IMF head Lagarde: Tax-shy Greeks 'must help themselves'
IMF head Christine Lagarde has urged Greeks to pay taxes, saying she worries more about the plight of children in sub-Saharan Africa than the people of the crisis-hit European nation.
In an interview with the Guardian newspaper, Ms Lagarde suggested it was payback time for Greece.
Greece has pledged to implement tough austerity measures in return for a multi-billion euro bailout.
But the deal is now under threat after inconclusive elections in May.
As Greece awaits a new poll in June, there are now fears that Athens may be forced to leave the eurozone.
This could potentially trigger a run on banks - not only in Greece but in other eurozone nations, experts warn.
In the interview published on Friday, the International Monetary Fund head said: "As far as Athens is concerned, I also think about all those people who are trying to escape tax all the time. All these people in Greece who are trying to escape tax.
"I think they should also help themselves collectively," Ms Lagarde said.
She added: "I think more of the little kids from a school in a little village in Niger who get teaching two hours a day, sharing one chair for three of them, and who are very keen to get an education. I have them in my mind all the time.
"Because I think they need even more help than the people in Athens."
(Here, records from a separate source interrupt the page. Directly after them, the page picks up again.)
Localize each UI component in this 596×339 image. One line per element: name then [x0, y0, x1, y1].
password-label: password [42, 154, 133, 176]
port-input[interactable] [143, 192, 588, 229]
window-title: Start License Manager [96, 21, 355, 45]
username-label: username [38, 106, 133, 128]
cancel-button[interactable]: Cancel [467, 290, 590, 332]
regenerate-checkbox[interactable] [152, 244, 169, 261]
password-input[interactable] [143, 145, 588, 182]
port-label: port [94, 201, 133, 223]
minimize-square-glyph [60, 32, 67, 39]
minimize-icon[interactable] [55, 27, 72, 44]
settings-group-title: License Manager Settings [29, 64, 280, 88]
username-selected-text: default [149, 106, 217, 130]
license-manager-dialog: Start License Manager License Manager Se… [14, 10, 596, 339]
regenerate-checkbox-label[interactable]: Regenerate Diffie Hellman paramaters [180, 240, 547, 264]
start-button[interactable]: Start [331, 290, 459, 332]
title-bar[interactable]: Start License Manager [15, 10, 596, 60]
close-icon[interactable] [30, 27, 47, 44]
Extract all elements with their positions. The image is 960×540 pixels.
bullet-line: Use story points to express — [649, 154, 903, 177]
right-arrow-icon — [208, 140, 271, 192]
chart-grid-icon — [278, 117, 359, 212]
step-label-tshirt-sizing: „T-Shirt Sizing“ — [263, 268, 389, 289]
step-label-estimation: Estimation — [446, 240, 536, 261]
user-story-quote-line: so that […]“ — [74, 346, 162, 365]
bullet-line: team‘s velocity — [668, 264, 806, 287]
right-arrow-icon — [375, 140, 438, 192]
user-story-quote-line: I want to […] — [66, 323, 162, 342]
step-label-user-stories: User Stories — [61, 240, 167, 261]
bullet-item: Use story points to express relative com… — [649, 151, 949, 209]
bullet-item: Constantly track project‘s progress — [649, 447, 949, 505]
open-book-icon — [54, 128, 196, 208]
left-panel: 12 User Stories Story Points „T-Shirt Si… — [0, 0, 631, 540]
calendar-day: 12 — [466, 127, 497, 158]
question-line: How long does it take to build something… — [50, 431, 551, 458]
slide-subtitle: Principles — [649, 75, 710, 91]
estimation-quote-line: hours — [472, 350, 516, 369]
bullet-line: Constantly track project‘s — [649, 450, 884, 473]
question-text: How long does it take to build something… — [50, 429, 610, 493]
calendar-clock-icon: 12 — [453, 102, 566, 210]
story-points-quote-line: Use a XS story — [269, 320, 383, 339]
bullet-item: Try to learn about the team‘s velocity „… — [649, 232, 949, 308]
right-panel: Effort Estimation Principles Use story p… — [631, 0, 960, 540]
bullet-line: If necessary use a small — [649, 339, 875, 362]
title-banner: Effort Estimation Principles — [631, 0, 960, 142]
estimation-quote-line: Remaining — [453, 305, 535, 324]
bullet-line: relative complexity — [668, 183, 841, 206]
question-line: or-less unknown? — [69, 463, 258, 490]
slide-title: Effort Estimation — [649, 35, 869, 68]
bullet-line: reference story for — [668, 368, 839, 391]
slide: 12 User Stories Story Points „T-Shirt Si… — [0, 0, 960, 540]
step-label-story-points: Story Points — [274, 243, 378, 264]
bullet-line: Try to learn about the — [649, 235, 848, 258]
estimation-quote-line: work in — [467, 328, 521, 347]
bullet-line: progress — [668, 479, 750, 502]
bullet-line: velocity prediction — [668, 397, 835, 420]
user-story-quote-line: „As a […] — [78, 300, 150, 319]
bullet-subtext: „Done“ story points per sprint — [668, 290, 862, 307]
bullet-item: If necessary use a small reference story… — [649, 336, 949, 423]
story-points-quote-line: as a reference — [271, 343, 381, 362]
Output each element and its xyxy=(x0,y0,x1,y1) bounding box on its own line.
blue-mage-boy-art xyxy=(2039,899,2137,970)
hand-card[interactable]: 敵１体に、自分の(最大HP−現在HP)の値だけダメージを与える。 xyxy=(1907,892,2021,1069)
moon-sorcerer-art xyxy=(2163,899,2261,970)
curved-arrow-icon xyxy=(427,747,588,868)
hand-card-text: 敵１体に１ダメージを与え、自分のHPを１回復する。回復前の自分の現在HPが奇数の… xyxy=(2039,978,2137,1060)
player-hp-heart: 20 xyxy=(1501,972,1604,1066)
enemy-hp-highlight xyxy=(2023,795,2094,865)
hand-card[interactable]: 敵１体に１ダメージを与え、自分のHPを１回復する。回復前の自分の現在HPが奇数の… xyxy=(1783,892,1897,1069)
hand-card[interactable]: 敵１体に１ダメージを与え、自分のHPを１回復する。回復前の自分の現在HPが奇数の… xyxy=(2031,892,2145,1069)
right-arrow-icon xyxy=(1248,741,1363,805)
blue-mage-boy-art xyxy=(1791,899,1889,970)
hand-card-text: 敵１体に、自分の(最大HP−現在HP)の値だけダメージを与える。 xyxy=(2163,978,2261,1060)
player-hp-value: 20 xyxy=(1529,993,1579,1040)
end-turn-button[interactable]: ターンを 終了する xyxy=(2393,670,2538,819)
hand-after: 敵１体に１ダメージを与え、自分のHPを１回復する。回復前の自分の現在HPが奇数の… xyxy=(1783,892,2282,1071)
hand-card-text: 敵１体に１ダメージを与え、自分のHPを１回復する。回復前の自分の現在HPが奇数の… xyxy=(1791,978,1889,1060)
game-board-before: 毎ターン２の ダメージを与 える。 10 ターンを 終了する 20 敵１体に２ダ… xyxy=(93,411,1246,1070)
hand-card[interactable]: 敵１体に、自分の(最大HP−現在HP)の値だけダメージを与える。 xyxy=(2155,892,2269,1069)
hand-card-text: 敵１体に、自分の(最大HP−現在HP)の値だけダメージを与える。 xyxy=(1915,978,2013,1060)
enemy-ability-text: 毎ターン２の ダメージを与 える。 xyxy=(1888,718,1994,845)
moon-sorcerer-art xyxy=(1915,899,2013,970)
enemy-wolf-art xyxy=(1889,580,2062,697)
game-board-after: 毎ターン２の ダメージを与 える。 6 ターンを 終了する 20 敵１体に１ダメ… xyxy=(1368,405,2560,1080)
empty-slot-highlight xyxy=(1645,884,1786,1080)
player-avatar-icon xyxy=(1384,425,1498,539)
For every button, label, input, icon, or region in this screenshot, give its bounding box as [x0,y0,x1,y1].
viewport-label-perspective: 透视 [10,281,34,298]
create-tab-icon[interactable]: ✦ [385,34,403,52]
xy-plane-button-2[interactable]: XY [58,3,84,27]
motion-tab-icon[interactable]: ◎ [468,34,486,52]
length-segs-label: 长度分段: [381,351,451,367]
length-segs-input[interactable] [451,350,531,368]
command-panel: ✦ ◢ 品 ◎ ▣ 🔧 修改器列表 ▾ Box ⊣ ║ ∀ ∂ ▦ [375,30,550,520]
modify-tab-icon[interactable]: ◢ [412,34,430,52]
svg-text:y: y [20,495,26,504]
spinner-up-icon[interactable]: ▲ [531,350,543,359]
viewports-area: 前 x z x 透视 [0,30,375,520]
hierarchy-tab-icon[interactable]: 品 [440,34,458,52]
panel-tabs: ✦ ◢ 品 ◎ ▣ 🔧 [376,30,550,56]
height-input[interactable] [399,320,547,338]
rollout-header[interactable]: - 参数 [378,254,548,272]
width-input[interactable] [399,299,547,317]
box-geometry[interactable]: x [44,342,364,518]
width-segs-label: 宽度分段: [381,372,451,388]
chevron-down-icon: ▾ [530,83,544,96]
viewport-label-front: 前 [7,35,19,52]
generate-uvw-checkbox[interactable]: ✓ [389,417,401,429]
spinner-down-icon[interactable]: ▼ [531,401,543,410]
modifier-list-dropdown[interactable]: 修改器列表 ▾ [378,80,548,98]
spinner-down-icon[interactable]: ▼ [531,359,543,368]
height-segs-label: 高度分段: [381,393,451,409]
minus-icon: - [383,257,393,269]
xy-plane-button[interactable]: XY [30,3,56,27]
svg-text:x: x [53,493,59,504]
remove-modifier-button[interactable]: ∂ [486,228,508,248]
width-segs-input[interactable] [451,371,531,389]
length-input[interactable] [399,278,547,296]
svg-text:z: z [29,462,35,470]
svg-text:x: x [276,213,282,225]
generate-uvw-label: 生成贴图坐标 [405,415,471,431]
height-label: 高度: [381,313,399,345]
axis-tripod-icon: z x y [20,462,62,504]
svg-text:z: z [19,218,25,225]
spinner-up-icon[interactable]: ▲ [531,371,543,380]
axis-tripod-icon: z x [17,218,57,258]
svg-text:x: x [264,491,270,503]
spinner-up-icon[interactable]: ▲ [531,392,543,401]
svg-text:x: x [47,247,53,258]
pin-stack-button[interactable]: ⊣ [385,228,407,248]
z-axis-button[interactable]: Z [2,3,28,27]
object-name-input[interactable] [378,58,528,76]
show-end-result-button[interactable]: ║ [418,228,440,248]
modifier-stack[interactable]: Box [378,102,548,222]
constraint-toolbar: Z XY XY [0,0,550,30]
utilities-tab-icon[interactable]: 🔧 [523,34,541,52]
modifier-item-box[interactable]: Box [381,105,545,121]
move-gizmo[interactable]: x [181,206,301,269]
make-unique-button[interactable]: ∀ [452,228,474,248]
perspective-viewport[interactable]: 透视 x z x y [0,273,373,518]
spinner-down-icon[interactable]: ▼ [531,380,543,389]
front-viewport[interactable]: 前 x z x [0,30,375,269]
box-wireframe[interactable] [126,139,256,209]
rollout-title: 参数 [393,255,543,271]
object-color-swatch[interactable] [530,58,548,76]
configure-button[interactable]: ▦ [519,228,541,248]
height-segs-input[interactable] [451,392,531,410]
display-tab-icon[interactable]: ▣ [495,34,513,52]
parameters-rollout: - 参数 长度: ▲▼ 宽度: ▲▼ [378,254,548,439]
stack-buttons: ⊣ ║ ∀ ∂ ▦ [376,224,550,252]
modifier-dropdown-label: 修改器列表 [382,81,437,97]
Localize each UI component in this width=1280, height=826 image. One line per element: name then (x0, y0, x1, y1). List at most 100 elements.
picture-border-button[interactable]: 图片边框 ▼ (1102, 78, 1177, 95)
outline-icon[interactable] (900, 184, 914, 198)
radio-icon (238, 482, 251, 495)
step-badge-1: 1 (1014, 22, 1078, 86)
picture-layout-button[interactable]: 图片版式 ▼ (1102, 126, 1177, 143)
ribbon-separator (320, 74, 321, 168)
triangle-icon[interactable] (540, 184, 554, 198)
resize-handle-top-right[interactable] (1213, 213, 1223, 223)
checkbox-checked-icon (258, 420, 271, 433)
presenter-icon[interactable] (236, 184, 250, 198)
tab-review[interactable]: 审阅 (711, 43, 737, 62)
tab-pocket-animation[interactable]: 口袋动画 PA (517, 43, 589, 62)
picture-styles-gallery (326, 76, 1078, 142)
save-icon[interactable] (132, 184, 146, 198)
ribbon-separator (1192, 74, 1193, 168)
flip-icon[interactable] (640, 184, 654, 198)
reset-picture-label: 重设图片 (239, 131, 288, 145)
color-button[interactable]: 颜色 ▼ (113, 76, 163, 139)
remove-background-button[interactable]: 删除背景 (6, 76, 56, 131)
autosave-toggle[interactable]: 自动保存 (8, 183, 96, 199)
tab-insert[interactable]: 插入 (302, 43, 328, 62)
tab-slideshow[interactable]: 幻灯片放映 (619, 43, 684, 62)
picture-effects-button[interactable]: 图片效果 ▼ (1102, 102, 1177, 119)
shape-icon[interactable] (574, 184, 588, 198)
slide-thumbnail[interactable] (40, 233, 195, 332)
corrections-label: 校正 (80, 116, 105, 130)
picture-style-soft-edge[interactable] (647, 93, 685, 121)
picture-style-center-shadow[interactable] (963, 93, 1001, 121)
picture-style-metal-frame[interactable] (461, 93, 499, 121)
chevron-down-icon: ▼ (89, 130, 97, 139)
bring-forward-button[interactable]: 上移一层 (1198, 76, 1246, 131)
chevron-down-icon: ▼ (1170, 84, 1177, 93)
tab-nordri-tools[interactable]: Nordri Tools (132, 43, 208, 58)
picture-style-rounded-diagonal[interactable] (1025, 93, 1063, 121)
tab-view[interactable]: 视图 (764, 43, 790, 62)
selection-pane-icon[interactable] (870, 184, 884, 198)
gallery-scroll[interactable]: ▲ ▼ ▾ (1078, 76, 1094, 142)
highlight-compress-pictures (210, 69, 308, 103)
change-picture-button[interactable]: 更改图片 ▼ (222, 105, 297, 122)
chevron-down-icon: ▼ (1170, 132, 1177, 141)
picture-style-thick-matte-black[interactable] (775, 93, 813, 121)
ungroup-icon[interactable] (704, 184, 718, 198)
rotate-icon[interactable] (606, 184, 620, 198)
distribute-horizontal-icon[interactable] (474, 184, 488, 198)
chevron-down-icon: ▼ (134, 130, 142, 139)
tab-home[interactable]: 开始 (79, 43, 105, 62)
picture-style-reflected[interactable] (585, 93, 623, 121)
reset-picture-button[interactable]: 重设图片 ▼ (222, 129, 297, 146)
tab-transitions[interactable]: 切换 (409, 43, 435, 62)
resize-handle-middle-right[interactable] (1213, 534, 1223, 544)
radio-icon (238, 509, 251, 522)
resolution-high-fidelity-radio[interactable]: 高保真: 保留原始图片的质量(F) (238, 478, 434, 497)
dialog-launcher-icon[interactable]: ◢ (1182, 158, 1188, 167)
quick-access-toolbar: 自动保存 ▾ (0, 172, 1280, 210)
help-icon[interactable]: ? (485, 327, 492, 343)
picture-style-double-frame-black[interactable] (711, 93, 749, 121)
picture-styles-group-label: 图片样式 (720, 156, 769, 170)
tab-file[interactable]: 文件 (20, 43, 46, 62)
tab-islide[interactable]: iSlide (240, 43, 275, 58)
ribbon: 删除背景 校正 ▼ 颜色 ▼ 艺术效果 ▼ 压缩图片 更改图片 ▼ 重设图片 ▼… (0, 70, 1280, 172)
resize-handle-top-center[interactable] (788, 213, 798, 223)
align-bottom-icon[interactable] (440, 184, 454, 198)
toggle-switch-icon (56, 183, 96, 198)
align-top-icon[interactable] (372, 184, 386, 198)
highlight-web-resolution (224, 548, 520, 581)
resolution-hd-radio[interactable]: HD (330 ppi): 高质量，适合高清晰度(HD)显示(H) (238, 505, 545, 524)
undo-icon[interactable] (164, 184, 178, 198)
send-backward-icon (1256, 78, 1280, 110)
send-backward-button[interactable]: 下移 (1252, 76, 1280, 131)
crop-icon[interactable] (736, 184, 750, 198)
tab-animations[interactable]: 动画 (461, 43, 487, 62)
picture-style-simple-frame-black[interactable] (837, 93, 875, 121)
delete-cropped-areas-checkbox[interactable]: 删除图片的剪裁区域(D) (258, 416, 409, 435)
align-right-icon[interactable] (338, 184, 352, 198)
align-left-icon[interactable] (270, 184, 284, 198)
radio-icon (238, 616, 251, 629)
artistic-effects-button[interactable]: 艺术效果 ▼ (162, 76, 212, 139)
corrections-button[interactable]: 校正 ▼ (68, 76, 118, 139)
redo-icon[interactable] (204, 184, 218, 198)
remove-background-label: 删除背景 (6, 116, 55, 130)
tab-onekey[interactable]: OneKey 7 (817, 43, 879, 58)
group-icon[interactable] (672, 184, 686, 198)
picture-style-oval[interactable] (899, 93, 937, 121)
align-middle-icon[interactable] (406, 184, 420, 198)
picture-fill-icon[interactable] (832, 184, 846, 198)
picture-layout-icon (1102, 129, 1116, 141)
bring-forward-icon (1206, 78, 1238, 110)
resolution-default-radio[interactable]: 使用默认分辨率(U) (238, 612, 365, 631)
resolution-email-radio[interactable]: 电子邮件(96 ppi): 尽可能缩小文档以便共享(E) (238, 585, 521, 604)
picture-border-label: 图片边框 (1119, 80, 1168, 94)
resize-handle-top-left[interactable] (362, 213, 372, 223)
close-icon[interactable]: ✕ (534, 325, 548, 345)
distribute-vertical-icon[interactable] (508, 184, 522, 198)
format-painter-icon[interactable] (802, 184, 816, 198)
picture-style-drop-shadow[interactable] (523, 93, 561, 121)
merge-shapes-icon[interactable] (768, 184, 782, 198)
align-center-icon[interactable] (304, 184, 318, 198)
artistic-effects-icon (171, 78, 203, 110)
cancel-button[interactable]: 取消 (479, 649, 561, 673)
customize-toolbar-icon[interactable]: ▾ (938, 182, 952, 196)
And when asked if she was saying to the Greeks and other European nations that they had had a nice time and it was now payback time, Ms Lagarde responded: "That's right."
She also reiterated that the IMF had no intention of softening the terms of Greece's austerity package.
Greece has been in recession for five years, crippled by a debt mountain, high unemployment and labour unrest over the austerity measures.
Opinion polls now suggest that the leftist bloc Syriza, which came second in Greece's 6 May election, is likely to win the vote on 17 June.
It opposes the stringent conditions imposed on Greece under its massive EU-IMF bailout deal.